Reason vs. Emotion
“In my opinion, investment success will not be produced by arcane formulae, computer programs or signals flashed by the price behavior of stocks and markets. Rather an investor will succeed by coupling good business judgment with an ability to insulate his thoughts and behavior from the super-contagious emotions that swirl about the marketplace.” —Warren Buffett
Stock markets had a down week, with the S&P 500 falling about 1.3% and the Nasdaq dropping 1.9% in the holiday-shortened week.
We’ve spoken about the power of emotion and psychology in this newsletter on several occasions because those things are important. They drive markets. They drive prices (in the short run).
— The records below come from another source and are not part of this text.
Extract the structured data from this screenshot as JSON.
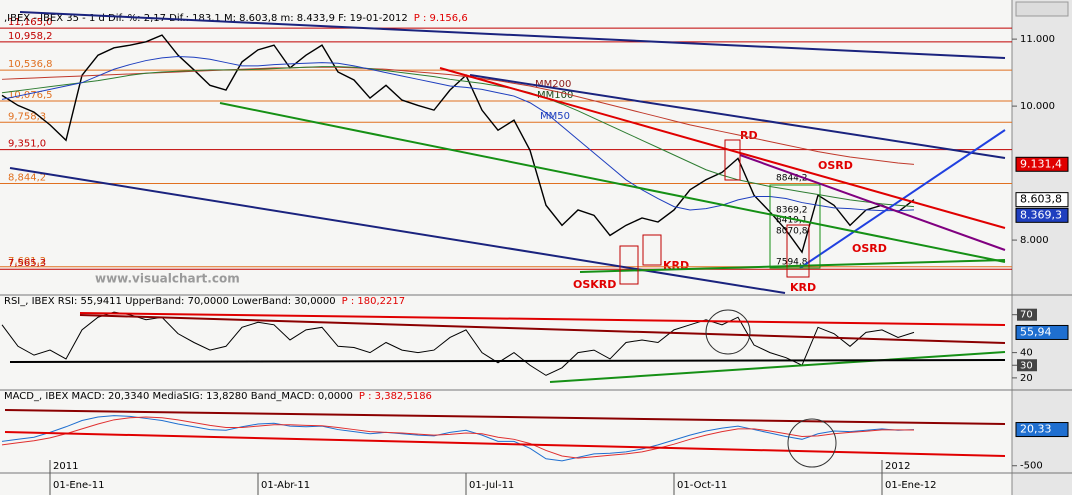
{
  "chart_data": [
    {
      "type": "line",
      "title": ",IBEX - IBEX 35 - 1 d Dif. %: 2,17 Dif.: 183,1 M: 8.603,8 m: 8.433,9 F: 19-01-2012",
      "p_label": "P : 9.156,6",
      "categories": [
        null,
        null,
        null,
        "01-Ene-11",
        null,
        null,
        null,
        null,
        null,
        null,
        null,
        null,
        null,
        null,
        null,
        null,
        "01-Abr-11",
        null,
        null,
        null,
        null,
        null,
        null,
        null,
        null,
        null,
        null,
        null,
        null,
        "01-Jul-11",
        null,
        null,
        null,
        null,
        null,
        null,
        null,
        null,
        null,
        null,
        null,
        null,
        "01-Oct-11",
        null,
        null,
        null,
        null,
        null,
        null,
        null,
        null,
        null,
        null,
        null,
        null,
        "01-Ene-12",
        null,
        null
      ],
      "year_labels": [
        null,
        null,
        null,
        "2011",
        null,
        null,
        null,
        null,
        null,
        null,
        null,
        null,
        null,
        null,
        null,
        null,
        null,
        null,
        null,
        null,
        null,
        null,
        null,
        null,
        null,
        null,
        null,
        null,
        null,
        null,
        null,
        null,
        null,
        null,
        null,
        null,
        null,
        null,
        null,
        null,
        null,
        null,
        null,
        null,
        null,
        null,
        null,
        null,
        null,
        null,
        null,
        null,
        null,
        null,
        null,
        "2012",
        null,
        null
      ],
      "ylim": [
        7210,
        11375
      ],
      "yticks": [
        {
          "value": 11000,
          "label": "11.000"
        },
        {
          "value": 10000,
          "label": "10.000"
        },
        {
          "value": 8000,
          "label": "8.000"
        }
      ],
      "series": [
        {
          "color": "#000000",
          "values": [
            10160,
            10010,
            9910,
            9720,
            9490,
            10460,
            10760,
            10870,
            10910,
            10960,
            11060,
            10760,
            10540,
            10310,
            10240,
            10660,
            10840,
            10910,
            10570,
            10760,
            10910,
            10510,
            10390,
            10120,
            10310,
            10090,
            10010,
            9940,
            10240,
            10460,
            9940,
            9640,
            9790,
            9340,
            8520,
            8220,
            8450,
            8370,
            8070,
            8220,
            8330,
            8270,
            8450,
            8750,
            8900,
            9010,
            9220,
            8670,
            8420,
            8150,
            7820,
            8670,
            8520,
            8220,
            8450,
            8520,
            8420,
            8604
          ]
        },
        {
          "name": "MM200",
          "color": "#c0392b",
          "values": [
            10400,
            10410,
            10420,
            10430,
            10440,
            10450,
            10460,
            10470,
            10480,
            10490,
            10500,
            10510,
            10520,
            10530,
            10540,
            10550,
            10560,
            10570,
            10570,
            10580,
            10580,
            10580,
            10570,
            10560,
            10550,
            10530,
            10510,
            10490,
            10470,
            10440,
            10410,
            10380,
            10340,
            10300,
            10250,
            10200,
            10140,
            10080,
            10020,
            9960,
            9900,
            9840,
            9780,
            9720,
            9670,
            9620,
            9570,
            9520,
            9470,
            9420,
            9370,
            9320,
            9280,
            9240,
            9210,
            9180,
            9150,
            9130
          ]
        },
        {
          "name": "MM100",
          "color": "#2e7d32",
          "values": [
            10200,
            10230,
            10260,
            10290,
            10320,
            10350,
            10380,
            10420,
            10460,
            10490,
            10510,
            10520,
            10530,
            10540,
            10540,
            10540,
            10550,
            10560,
            10570,
            10580,
            10590,
            10590,
            10580,
            10560,
            10530,
            10500,
            10470,
            10440,
            10400,
            10370,
            10340,
            10300,
            10260,
            10200,
            10120,
            10030,
            9930,
            9820,
            9710,
            9600,
            9490,
            9380,
            9270,
            9160,
            9050,
            8970,
            8900,
            8850,
            8800,
            8760,
            8720,
            8680,
            8640,
            8600,
            8570,
            8540,
            8520,
            8500
          ]
        },
        {
          "name": "MM50",
          "color": "#1f3fbf",
          "values": [
            10100,
            10150,
            10200,
            10250,
            10300,
            10350,
            10450,
            10550,
            10620,
            10680,
            10720,
            10740,
            10730,
            10700,
            10650,
            10600,
            10600,
            10620,
            10630,
            10640,
            10650,
            10640,
            10600,
            10550,
            10500,
            10450,
            10400,
            10350,
            10300,
            10280,
            10250,
            10200,
            10150,
            10050,
            9900,
            9700,
            9500,
            9300,
            9100,
            8900,
            8750,
            8620,
            8500,
            8450,
            8470,
            8520,
            8600,
            8650,
            8650,
            8620,
            8560,
            8520,
            8480,
            8470,
            8450,
            8440,
            8440,
            8450
          ]
        }
      ],
      "levels": [
        {
          "value": 11165,
          "label": "11,165,0",
          "color": "#c00000"
        },
        {
          "value": 10958.2,
          "label": "10,958,2",
          "color": "#c00000"
        },
        {
          "value": 10536.8,
          "label": "10,536,8",
          "color": "#e07020"
        },
        {
          "value": 10076.5,
          "label": "10,076,5",
          "color": "#e07020"
        },
        {
          "value": 9758.3,
          "label": "9,758,3",
          "color": "#e07020"
        },
        {
          "value": 9351,
          "label": "9,351,0",
          "color": "#c00000"
        },
        {
          "value": 8844.2,
          "label": "8,844,2",
          "color": "#e07020"
        },
        {
          "value": 7601.2,
          "label": "7,601,2",
          "color": "#e07020"
        },
        {
          "value": 7565.3,
          "label": "7,565,3",
          "color": "#c00000"
        }
      ],
      "last_labels": [
        {
          "value": 9131.4,
          "label": "9.131,4",
          "color": "#e00000"
        },
        {
          "value": 8603.8,
          "label": "8.603,8",
          "color": "#ffffff"
        },
        {
          "value": 8369.3,
          "label": "8.369,3",
          "color": "#1f3fbf"
        }
      ],
      "annotations": [
        "RD",
        "OSRD",
        "OSRD",
        "KRD",
        "OSKRD",
        "KRD",
        "8844,2",
        "8369,2",
        "8419,1",
        "8070,8",
        "7594,8",
        "www.visualchart.com"
      ]
    },
    {
      "type": "line",
      "title": "RSI_, IBEX RSI: 55,9411 UpperBand: 70,0000 LowerBand: 30,0000",
      "p_label": "P : 180,2217",
      "ylim": [
        12,
        84
      ],
      "yticks": [
        20,
        40
      ],
      "bands": [
        70,
        30
      ],
      "series": [
        {
          "color": "#000000",
          "values": [
            62,
            45,
            38,
            42,
            35,
            58,
            68,
            72,
            70,
            66,
            68,
            55,
            48,
            42,
            45,
            60,
            64,
            62,
            50,
            58,
            60,
            45,
            44,
            40,
            48,
            42,
            40,
            42,
            52,
            58,
            40,
            32,
            40,
            30,
            22,
            28,
            40,
            42,
            35,
            48,
            50,
            48,
            58,
            62,
            66,
            62,
            68,
            46,
            40,
            36,
            30,
            60,
            55,
            45,
            56,
            58,
            52,
            56
          ]
        }
      ],
      "last_labels": [
        {
          "value": 55.94,
          "label": "55,94",
          "color": "#1f6fd0"
        }
      ]
    },
    {
      "type": "line",
      "title": "MACD_, IBEX MACD: 20,3340 MediaSIG: 13,8280 Band_MACD: 0,0000",
      "p_label": "P : 3,382,5186",
      "ylim": [
        -590,
        560
      ],
      "yticks": [
        -500
      ],
      "series": [
        {
          "color": "#1f6fd0",
          "values": [
            -150,
            -120,
            -90,
            -20,
            60,
            150,
            200,
            220,
            210,
            180,
            150,
            100,
            60,
            20,
            10,
            60,
            100,
            110,
            70,
            60,
            70,
            20,
            -10,
            -40,
            -20,
            -40,
            -60,
            -70,
            -20,
            10,
            -60,
            -150,
            -150,
            -250,
            -400,
            -430,
            -380,
            -330,
            -320,
            -300,
            -260,
            -200,
            -130,
            -60,
            0,
            40,
            70,
            20,
            -30,
            -80,
            -120,
            -40,
            0,
            -10,
            10,
            30,
            10,
            20
          ]
        },
        {
          "color": "#e03030",
          "values": [
            -200,
            -170,
            -140,
            -100,
            -40,
            30,
            100,
            160,
            190,
            200,
            190,
            160,
            120,
            80,
            50,
            50,
            70,
            90,
            90,
            80,
            75,
            50,
            20,
            -10,
            -20,
            -30,
            -45,
            -60,
            -50,
            -30,
            -40,
            -90,
            -120,
            -180,
            -280,
            -360,
            -390,
            -370,
            -350,
            -330,
            -300,
            -250,
            -190,
            -120,
            -60,
            -10,
            30,
            30,
            0,
            -40,
            -80,
            -70,
            -40,
            -20,
            -5,
            15,
            15,
            14
          ]
        }
      ],
      "last_labels": [
        {
          "value": 20.33,
          "label": "20,33",
          "color": "#1f6fd0"
        }
      ]
    }
  ]
}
And they create opportunities—if you take advantage of them instead of succumbing to their negative influences. As investor Howard Marks has written, you must combat them with reason:
The power of psychological influences must never be underestimated. Greed, fear, suspension of disbelief, conformism, envy, ego and capitulation are all part of human nature, and their ability to compel action is profound, especially when they’re at extremes and shared by the herd. They’ll influence others, and the thoughtful investor will feel them as well. None of us should expect to be immune and insulated from them. Although we will feel them, we must not succumb; rather, we must recognize them for what they are and stand against them. Reason must overcome emotion.
Much is different about the market and the economy today than it was 20 or 50 or 90 years ago. But one thing that hasn’t changed is the emotions of the people that buy and sell stocks. Human nature is what it is, and while one needs to keep learning to adapt to new businesses and business models over time, the discipline needed to be successful hasn’t changed all that much.
Author Roger Lowenstein wrote about this in the sixth edition of Security Analysis, which was published in 2008:
The changes in the marketplace have been so profound that it might seem astonishing that an investment manual written in the 1930s would have any relevance today. But human nature doesn’t change. People still oscillate between manic highs and depressive lows, and in their hunger for instant profits, their distaste for the hard labor of serious study and for independent thought, modern investors look very much like their grandfathers and even their great-grandfathers. Then as now, it takes discipline to overcome the demons (largely emotional) that impede most investors. And the essentials of security analysis have not much changed.
While the markets have seen some pickup in volatility, there seems to be much more volatility in business results recently—and the surprises have skewed negatively.
It is hard to predict whether or when we’ll see more of the effects of higher interest rates and less stimulus move from business results to the markets. But markets have a history of getting choppy in September and October—so it might be a good time to make sure you’re emotionally prepared in case Mr. Market gets a little moody during the next couple of months.